Cancer : un nouveau médicament pourrait bloquer la progression des tumeurs

Cancer : un nouveau médicament pourrait bloquer la progression des tumeurs

Un traitement qui serait capable de bloquer le gène à l'origine de la croissance de plusieurs tumeurs vient d'être développer par des chercheurs espagnols, ce qui représente un nouvel espoir de réduire drastiquement la progression des cancers.

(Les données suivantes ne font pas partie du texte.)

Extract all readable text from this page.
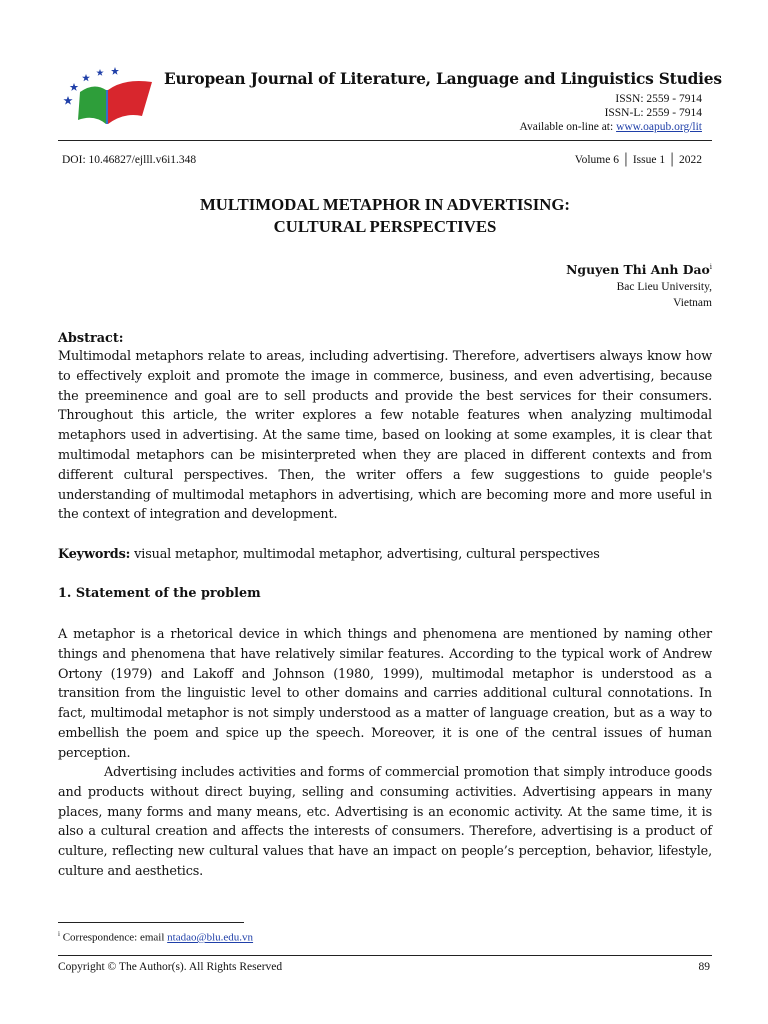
European Journal of Literature, Language and Linguistics Studies
ISSN: 2559 - 7914
ISSN-L: 2559 - 7914
Available on-line at: www.oapub.org/lit
DOI: 10.46827/ejlll.v6i1.348	Volume 6 │ Issue 1 │ 2022
MULTIMODAL METAPHOR IN ADVERTISING:
CULTURAL PERSPECTIVES
Nguyen Thi Anh Dao$^i$
Bac Lieu University,
Vietnam
Abstract:

Multimodal metaphors relate to areas, including advertising. Therefore, advertisers always know how to effectively exploit and promote the image in commerce, business, and even advertising, because the preeminence and goal are to sell products and provide the best services for their consumers. Throughout this article, the writer explores a few notable features when analyzing multimodal metaphors used in advertising. At the same time, based on looking at some examples, it is clear that multimodal metaphors can be misinterpreted when they are placed in different contexts and from different cultural perspectives. Then, the writer offers a few suggestions to guide people's understanding of multimodal metaphors in advertising, which are becoming more and more useful in the context of integration and development.

Keywords: visual metaphor, multimodal metaphor, advertising, cultural perspectives

1. Statement of the problem

A metaphor is a rhetorical device in which things and phenomena are mentioned by naming other things and phenomena that have relatively similar features. According to the typical work of Andrew Ortony (1979) and Lakoff and Johnson (1980, 1999), multimodal metaphor is understood as a transition from the linguistic level to other domains and carries additional cultural connotations. In fact, multimodal metaphor is not simply understood as a matter of language creation, but as a way to embellish the poem and spice up the speech. Moreover, it is one of the central issues of human perception.

Advertising includes activities and forms of commercial promotion that simply introduce goods and products without direct buying, selling and consuming activities. Advertising appears in many places, many forms and many means, etc. Advertising is an economic activity. At the same time, it is also a cultural creation and affects the interests of consumers. Therefore, advertising is a product of culture, reflecting new cultural values that have an impact on people’s perception, behavior, lifestyle, culture and aesthetics.

$^i$ Correspondence: email ntadao@blu.edu.vn
Copyright © The Author(s). All Rights Reserved	89
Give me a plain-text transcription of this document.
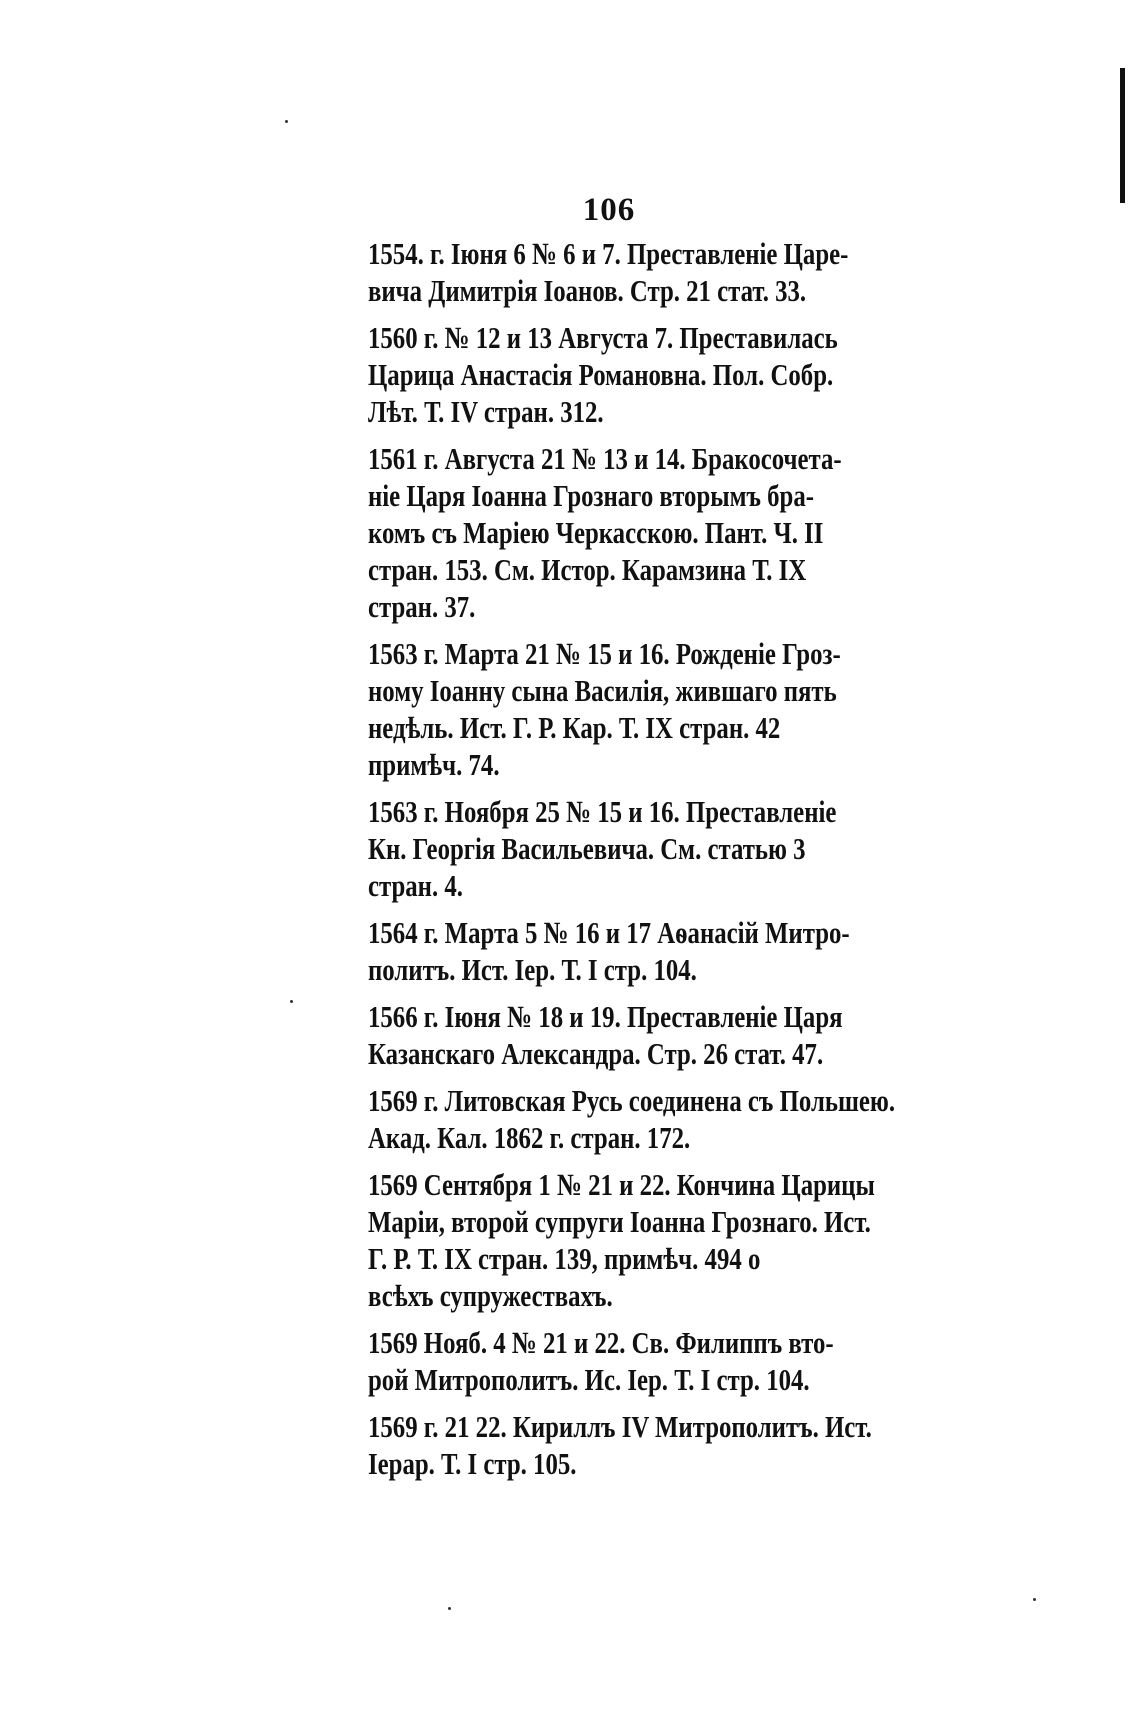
106
1554. г. Іюня 6 № 6 и 7. Преставленіе Царе-
вича Димитрія Іоанов. Стр. 21 стат. 33.
1560 г. № 12 и 13 Августа 7. Преставилась
Царица Анастасія Романовна. Пол. Собр.
Лѣт. Т. IV стран. 312.
1561 г. Августа 21 № 13 и 14. Бракосочета-
ніе Царя Іоанна Грознаго вторымъ бра-
комъ съ Маріею Черкасскою. Пант. Ч. II
стран. 153. См. Истор. Карамзина Т. IX
стран. 37.
1563 г. Марта 21 № 15 и 16. Рожденіе Гроз-
ному Іоанну сына Василія, жившаго пять
недѣль. Ист. Г. Р. Кар. Т. IX стран. 42
примѣч. 74.
1563 г. Ноября 25 № 15 и 16. Преставленіе
Кн. Георгія Васильевича. См. статью 3
стран. 4.
1564 г. Марта 5 № 16 и 17 Аѳанасій Митро-
политъ. Ист. Іер. Т. I стр. 104.
1566 г. Іюня № 18 и 19. Преставленіе Царя
Казанскаго Александра. Стр. 26 стат. 47.
1569 г. Литовская Русь соединена съ Польшею.
Акад. Кал. 1862 г. стран. 172.
1569 Сентября 1 № 21 и 22. Кончина Царицы
Маріи, второй супруги Іоанна Грознаго. Ист.
Г. Р. Т. IX стран. 139, примѣч. 494 о
всѣхъ супружествахъ.
1569 Нояб. 4 № 21 и 22. Св. Филиппъ вто-
рой Митрополитъ. Ис. Іер. Т. I стр. 104.
1569 г. 21 22. Кириллъ IV Митрополитъ. Ист.
Іерар. Т. I стр. 105.
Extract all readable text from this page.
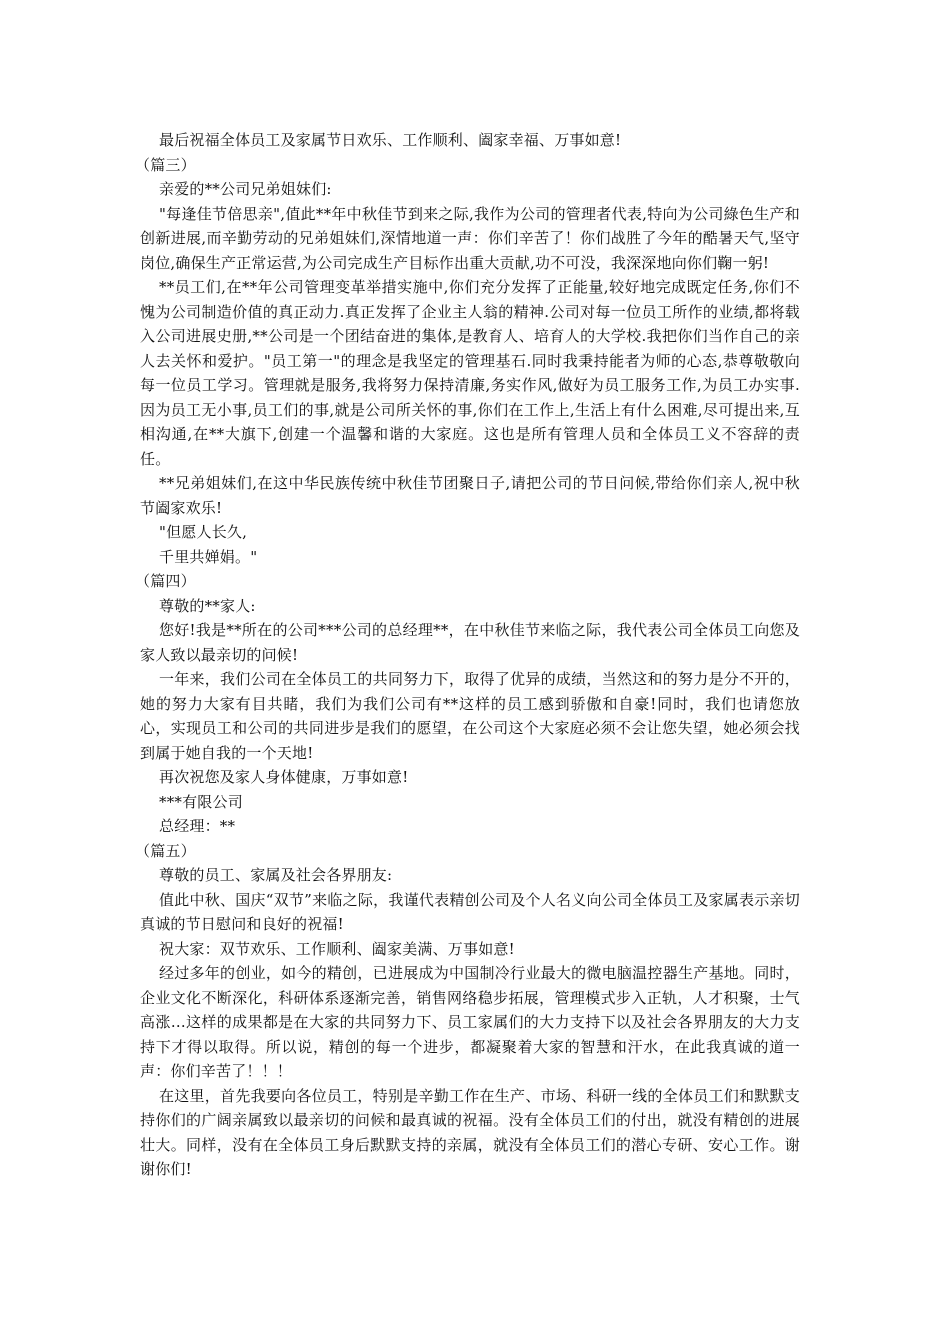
最后祝福全体员工及家属节日欢乐、工作顺利、阖家幸福、万事如意!

（篇三）

亲爱的**公司兄弟姐妹们:

"每逢佳节倍思亲",值此**年中秋佳节到来之际,我作为公司的管理者代表,特向为公司綠色生产和创新进展,而辛勤劳动的兄弟姐妹们,深情地道一声：你们辛苦了！你们战胜了今年的酷暑天气,坚守岗位,确保生产正常运营,为公司完成生产目标作出重大贡献,功不可没，我深深地向你们鞠一躬!

**员工们,在**年公司管理变革举措实施中,你们充分发挥了正能量,较好地完成既定任务,你们不愧为公司制造价值的真正动力.真正发挥了企业主人翁的精神.公司对每一位员工所作的业绩,都将载入公司进展史册,**公司是一个团结奋进的集体,是教育人、培育人的大学校.我把你们当作自己的亲人去关怀和爱护。"员工第一"的理念是我坚定的管理基石.同时我秉持能者为师的心态,恭尊敬敬向每一位员工学习。管理就是服务,我将努力保持清廉,务实作风,做好为员工服务工作,为员工办实事.因为员工无小事,员工们的事,就是公司所关怀的事,你们在工作上,生活上有什么困难,尽可提出来,互相沟通,在**大旗下,创建一个温馨和谐的大家庭。这也是所有管理人员和全体员工义不容辞的责任。

**兄弟姐妹们,在这中华民族传统中秋佳节团聚日子,请把公司的节日问候,带给你们亲人,祝中秋节阖家欢乐!

"但愿人长久,

千里共婵娟。"

（篇四）

尊敬的**家人:

您好!我是**所在的公司***公司的总经理**，在中秋佳节来临之际，我代表公司全体员工向您及家人致以最亲切的问候!

一年来，我们公司在全体员工的共同努力下，取得了优异的成绩，当然这和的努力是分不开的，她的努力大家有目共睹，我们为我们公司有**这样的员工感到骄傲和自豪!同时，我们也请您放心，实现员工和公司的共同进步是我们的愿望，在公司这个大家庭必须不会让您失望，她必须会找到属于她自我的一个天地!

再次祝您及家人身体健康，万事如意!

***有限公司

总经理：**

（篇五）

尊敬的员工、家属及社会各界朋友:

值此中秋、国庆“双节”来临之际，我谨代表精创公司及个人名义向公司全体员工及家属表示亲切真诚的节日慰问和良好的祝福!

祝大家：双节欢乐、工作顺利、阖家美满、万事如意!

经过多年的创业，如今的精创，已进展成为中国制冷行业最大的微电脑温控器生产基地。同时，企业文化不断深化，科研体系逐渐完善，销售网络稳步拓展，管理模式步入正轨，人才积聚，士气高涨…这样的成果都是在大家的共同努力下、员工家属们的大力支持下以及社会各界朋友的大力支持下才得以取得。所以说，精创的每一个进步，都凝聚着大家的智慧和汗水，在此我真诚的道一声：你们辛苦了！！！

在这里，首先我要向各位员工，特别是辛勤工作在生产、市场、科研一线的全体员工们和默默支持你们的广阔亲属致以最亲切的问候和最真诚的祝福。没有全体员工们的付出，就没有精创的进展壮大。同样，没有在全体员工身后默默支持的亲属，就没有全体员工们的潜心专研、安心工作。谢谢你们!
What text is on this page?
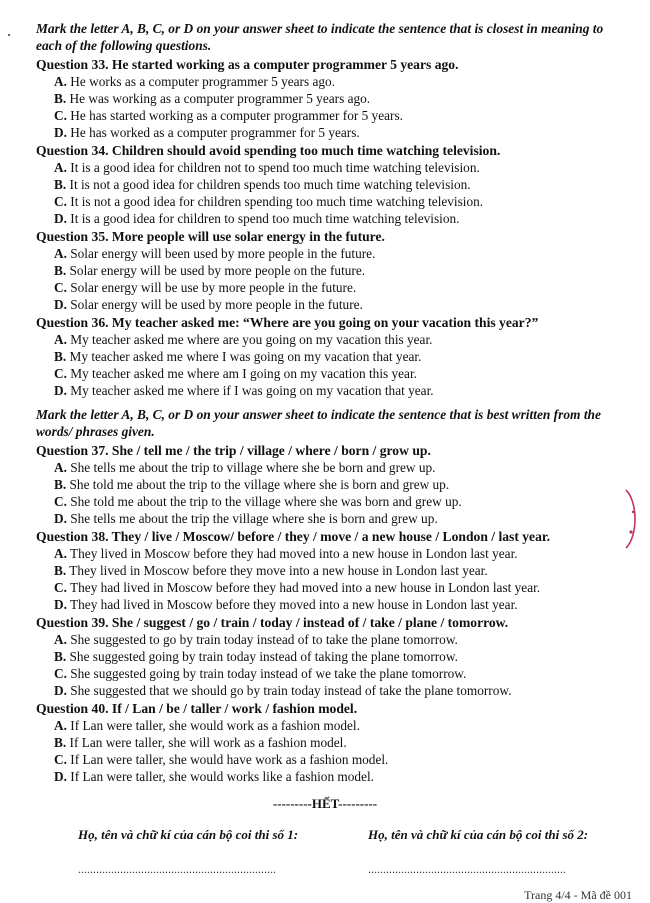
Mark the letter A, B, C, or D on your answer sheet to indicate the sentence that is closest in meaning to each of the following questions.
Question 33. He started working as a computer programmer 5 years ago.
A. He works as a computer programmer 5 years ago.
B. He was working as a computer programmer 5 years ago.
C. He has started working as a computer programmer for 5 years.
D. He has worked as a computer programmer for 5 years.
Question 34. Children should avoid spending too much time watching television.
A. It is a good idea for children not to spend too much time watching television.
B. It is not a good idea for children spends too much time watching television.
C. It is not a good idea for children spending too much time watching television.
D. It is a good idea for children to spend too much time watching television.
Question 35. More people will use solar energy in the future.
A. Solar energy will been used by more people in the future.
B. Solar energy will be used by more people on the future.
C. Solar energy will be use by more people in the future.
D. Solar energy will be used by more people in the future.
Question 36. My teacher asked me: “Where are you going on your vacation this year?”
A. My teacher asked me where are you going on my vacation this year.
B. My teacher asked me where I was going on my vacation that year.
C. My teacher asked me where am I going on my vacation this year.
D. My teacher asked me where if I was going on my vacation that year.
Mark the letter A, B, C, or D on your answer sheet to indicate the sentence that is best written from the words/ phrases given.
Question 37. She / tell me / the trip / village / where / born / grow up.
A. She tells me about the trip to village where she be born and grew up.
B. She told me about the trip to the village where she is born and grew up.
C. She told me about the trip to the village where she was born and grew up.
D. She tells me about the trip the village where she is born and grew up.
Question 38. They / live / Moscow/ before / they / move / a new house / London / last year.
A. They lived in Moscow before they had moved into a new house in London last year.
B. They lived in Moscow before they move into a new house in London last year.
C. They had lived in Moscow before they had moved into a new house in London last year.
D. They had lived in Moscow before they moved into a new house in London last year.
Question 39. She / suggest / go / train / today / instead of / take / plane / tomorrow.
A. She suggested to go by train today instead of to take the plane tomorrow.
B. She suggested going by train today instead of taking the plane tomorrow.
C. She suggested going by train today instead of we take the plane tomorrow.
D. She suggested that we should go by train today instead of take the plane tomorrow.
Question 40. If / Lan / be / taller / work / fashion model.
A. If Lan were taller, she would work as a fashion model.
B. If Lan were taller, she will work as a fashion model.
C. If Lan were taller, she would have work as a fashion model.
D. If Lan were taller, she would works like a fashion model.
---------HẾT---------
Họ, tên và chữ kí của cán bộ coi thi số 1:	Họ, tên và chữ kí của cán bộ coi thi số 2:
..................................................................	..................................................................
Trang 4/4 - Mã đề 001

Testé sur 22 volontaires, ce traitement révolutionnaire nommé "OMO-130" serait capable de bloquer le gêne MYC, responsable en partie de la croissance de nombreux cancers, tels que les cancer du sein, de la prostate, du poumon ou des ovaires.

Les résultats ont été présentés à l’occasion du 34ème congrès annuel de l’Organisation européenne pour la recherche et le traitement du cancer (EORTC), du National Cancer Institute (NCI) et de l’American Association for Cancer Research (AACR), tenu récemment à Barcelone. 

L’OMO-103, une mini-protéine qui peut pénétrer dans les cellules, a permis de mettre en sommeil le gène MYC. "Pendant de nombreuses années, on a pensé que cette protéine cancérigène n’était pas médicamentable. OMO-103 est le premier inhibiteur de MYC à terminer avec succès un essai clinique de phase I", a expliqué Laura Soucek, dont l'équipe a développé la principale composante du médicament, selon la revue spécialisée ScienceX. 

Les résultats de la phase I, qui a débutée en 2021, sont positifs. Cette phase avait aussi pour objectif de déterminer la sécurité du traitement sur l'Homme, sa tolérance et son dosage. Contrairement à la chimiothérapie, un traitement lourd qui affecte considérablement la vie des patients, les effets secondaires (frissons, fièvre, nausées, réputions cutanées) sont faibles avec "OMO-103". Le médicament est aujourd'hui prêt à passer...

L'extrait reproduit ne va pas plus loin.